At a meeting this morning, county supervisors voted unanimously to curtail Maricopa County Sheriff Joe Arpaio's access to county credit cards -- putting a $200 per-purchase limit on cards issued to the Sheriff's Office after the sheriff refused to cooperate with a routine audit.
But, at the meeting, County Manager David Smith quietly dropped a bombshell about an unrelated matter. He revealed that a Department of Labor investigation into practices at Arpaio's jails has concluded -- and that Arpaio's poor management has now put county taxpayers on the hook for another $2 million.
Since August, 2009, the Department of Labor had been investigating whether Arpaio was illegally, and systematically, refusing to compensate detention officers for overtime.
It appears that was in fact the case: Thanks to Labor's intervention, the county will be forced to make good with a total of 1,900 detention officers. They'll receive back pay for the work in their next paycheck, Smith said.
"That's a $2 million expense not in the budget that we have to cover before the end of the fiscal year," Smith told supervisors.
And it's hard to argue it's not directly related to Arpaio's bad management. County administrators say the Sheriff's Office became aware of the problem in February, 2009. But they did nothing to address the problem until July -- when the county's in-house legal counsel learned of the issue and began to push for action. At that point, then-chairman of the Board of Supervisors, Max Wilson, asked for the Labor Department to investigate, and intervene if necessary.
Smith's revelation that the investigation has now concluded was just one more piece of evidence regarding poor management and uncontrolled spending at the Sheriff's Office.
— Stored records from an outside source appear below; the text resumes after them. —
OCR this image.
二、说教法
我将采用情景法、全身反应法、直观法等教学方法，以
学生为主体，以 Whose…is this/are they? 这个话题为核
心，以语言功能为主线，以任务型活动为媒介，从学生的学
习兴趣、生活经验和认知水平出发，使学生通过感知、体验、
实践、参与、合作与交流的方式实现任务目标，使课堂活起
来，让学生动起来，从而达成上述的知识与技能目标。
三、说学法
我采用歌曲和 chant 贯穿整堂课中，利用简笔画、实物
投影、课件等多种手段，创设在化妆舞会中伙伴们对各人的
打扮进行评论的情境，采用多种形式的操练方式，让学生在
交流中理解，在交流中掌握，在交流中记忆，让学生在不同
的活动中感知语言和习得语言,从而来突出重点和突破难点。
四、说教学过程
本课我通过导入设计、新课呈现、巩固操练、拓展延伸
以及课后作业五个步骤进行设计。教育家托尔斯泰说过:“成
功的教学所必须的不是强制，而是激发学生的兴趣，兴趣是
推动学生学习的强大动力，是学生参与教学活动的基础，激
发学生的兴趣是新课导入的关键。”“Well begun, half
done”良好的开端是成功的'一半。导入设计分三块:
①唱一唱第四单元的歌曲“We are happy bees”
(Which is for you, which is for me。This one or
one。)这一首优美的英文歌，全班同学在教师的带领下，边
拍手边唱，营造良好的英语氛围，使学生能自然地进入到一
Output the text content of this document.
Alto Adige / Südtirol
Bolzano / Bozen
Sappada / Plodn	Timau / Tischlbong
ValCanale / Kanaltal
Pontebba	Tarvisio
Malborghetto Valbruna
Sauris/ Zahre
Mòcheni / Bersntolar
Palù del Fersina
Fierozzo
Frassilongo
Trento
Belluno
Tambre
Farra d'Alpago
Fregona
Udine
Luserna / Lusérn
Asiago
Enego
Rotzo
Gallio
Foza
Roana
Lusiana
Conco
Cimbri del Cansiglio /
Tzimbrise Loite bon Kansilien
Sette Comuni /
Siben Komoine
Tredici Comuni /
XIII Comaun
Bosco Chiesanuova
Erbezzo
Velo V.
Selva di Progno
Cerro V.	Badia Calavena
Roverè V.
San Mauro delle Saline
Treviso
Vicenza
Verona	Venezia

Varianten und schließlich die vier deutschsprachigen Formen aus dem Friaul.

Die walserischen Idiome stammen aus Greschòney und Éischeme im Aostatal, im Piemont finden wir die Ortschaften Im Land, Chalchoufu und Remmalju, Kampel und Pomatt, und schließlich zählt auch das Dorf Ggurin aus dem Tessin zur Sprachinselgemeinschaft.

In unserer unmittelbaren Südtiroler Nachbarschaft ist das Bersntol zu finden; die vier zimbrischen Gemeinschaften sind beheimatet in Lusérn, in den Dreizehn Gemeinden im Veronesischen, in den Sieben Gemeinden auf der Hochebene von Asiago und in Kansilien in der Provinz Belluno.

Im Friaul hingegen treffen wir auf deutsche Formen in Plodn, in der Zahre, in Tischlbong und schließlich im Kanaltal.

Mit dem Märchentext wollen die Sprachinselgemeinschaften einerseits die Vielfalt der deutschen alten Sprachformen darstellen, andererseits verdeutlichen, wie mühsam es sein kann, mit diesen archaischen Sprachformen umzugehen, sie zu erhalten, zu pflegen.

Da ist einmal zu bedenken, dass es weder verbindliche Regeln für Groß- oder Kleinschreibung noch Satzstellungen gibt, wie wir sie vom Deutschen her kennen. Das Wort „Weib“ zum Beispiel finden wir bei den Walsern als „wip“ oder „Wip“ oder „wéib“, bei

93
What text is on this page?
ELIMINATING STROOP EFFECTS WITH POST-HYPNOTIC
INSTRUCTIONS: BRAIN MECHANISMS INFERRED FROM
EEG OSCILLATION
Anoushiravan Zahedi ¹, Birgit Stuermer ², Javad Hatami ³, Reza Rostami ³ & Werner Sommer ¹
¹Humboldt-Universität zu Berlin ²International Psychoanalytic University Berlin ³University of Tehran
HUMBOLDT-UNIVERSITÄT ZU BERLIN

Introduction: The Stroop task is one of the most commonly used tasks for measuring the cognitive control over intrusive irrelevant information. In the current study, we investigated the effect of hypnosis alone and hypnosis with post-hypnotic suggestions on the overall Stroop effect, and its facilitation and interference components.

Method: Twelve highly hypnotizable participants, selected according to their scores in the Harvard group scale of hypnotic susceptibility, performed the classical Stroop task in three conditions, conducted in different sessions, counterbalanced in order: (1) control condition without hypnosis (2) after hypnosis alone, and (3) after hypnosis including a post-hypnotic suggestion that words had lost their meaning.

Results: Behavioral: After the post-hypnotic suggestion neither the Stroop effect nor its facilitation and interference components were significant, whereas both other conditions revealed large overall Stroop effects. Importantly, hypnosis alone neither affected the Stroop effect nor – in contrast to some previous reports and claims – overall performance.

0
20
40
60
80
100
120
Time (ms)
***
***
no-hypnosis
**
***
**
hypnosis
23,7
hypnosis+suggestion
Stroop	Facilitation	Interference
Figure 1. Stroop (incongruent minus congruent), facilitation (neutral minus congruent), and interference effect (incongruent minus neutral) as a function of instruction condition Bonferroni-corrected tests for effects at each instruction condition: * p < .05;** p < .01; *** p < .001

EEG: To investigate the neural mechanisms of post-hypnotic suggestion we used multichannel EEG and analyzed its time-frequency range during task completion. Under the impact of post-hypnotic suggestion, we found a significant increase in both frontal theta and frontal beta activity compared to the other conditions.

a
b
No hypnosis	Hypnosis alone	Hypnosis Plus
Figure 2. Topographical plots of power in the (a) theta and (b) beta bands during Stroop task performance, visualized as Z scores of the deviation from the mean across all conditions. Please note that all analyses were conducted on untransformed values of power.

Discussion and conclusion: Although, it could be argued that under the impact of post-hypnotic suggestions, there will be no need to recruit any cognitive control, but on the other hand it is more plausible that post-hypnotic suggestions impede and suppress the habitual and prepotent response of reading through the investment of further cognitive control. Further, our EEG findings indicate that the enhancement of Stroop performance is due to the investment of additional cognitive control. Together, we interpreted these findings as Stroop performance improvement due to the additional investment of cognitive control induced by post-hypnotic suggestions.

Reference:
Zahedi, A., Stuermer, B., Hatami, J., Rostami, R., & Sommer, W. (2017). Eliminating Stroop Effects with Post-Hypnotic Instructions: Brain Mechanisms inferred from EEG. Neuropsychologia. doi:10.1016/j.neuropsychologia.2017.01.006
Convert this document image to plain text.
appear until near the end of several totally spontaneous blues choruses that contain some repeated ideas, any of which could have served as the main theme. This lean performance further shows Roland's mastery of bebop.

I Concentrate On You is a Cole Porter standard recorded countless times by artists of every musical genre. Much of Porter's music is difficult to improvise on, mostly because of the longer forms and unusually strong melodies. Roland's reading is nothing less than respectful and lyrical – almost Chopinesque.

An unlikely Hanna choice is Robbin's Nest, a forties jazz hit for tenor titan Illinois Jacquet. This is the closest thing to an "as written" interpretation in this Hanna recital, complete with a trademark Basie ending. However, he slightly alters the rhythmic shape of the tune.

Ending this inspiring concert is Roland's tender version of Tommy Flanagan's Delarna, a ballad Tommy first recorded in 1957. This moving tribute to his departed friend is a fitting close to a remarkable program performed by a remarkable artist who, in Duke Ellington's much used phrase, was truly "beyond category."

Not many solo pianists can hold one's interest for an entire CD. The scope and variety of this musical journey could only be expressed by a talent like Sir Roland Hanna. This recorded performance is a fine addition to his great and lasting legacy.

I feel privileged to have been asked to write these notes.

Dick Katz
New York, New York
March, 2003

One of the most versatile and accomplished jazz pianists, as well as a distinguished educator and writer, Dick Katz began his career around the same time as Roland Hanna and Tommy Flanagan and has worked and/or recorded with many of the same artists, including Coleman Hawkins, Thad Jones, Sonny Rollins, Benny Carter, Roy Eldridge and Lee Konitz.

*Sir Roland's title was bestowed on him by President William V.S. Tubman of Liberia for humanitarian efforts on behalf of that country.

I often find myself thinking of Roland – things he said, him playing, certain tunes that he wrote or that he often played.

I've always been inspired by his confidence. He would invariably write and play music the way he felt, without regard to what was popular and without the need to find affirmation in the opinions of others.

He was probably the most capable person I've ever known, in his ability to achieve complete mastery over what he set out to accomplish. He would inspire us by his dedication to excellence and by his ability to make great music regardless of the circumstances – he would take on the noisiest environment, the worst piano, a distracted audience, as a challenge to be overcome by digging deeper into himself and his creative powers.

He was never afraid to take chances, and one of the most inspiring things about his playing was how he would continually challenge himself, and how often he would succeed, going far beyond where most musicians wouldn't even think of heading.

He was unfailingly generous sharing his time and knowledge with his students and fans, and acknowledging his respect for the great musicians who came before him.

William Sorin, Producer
The supervisors' private counsel, Tom Irvine, suggested earlier this week that Arpaio may have misspent as much as $50 million.
Adding insult to injury, the sheriff has refused to cooperate with a county-wide audit into use of county credit cards, known internally as P-cards. The supervisors are now concerned that his refusal to turn over records of credit card purchase may conceal serious misspending.
And so, at Irvine's advice, the board voted today to limit all MCSO purchases on the card to $200 or less.
If the sheriff wants to spend more than that on any single transaction, he will be required to get permission from County Manager Smith.
Smith said the crackdown on the credit cards is directly related to the sheriff's refusal to cooperate with the audit.
"This could be washed away in a single afternoon by [the sheriff] simply releasing the info," Smith told the supervisors.
He noted that county administrators simply have no way of knowing whether the cards are being abused.
"Where is the smoking gun?" he asked. "The smoking gun is the refusal of access to the data. What's management left to do? Throw up our hands and say 'Oh well? We're sure we'll luck out and all 3,000 employees of the Sheriff's Office are honest 100 percent of the time'?
"I don't want to live that way," he added, "and I'm sure none of you do either."
The sheriff had hired its go-to law firm, Ogletree Deakins, to attempt to block this morning's meeting. But a Pima County Superior Court Judge denied the request, clearing the way for the supervisors' unanimous vote.
The Sheriff's Office is the largest county department, in terms of both budget and personnel, noted Supervisor Andy Kunasek.
"To have the big question mark about what's going on with spending over there is not acceptable," Kunasek said.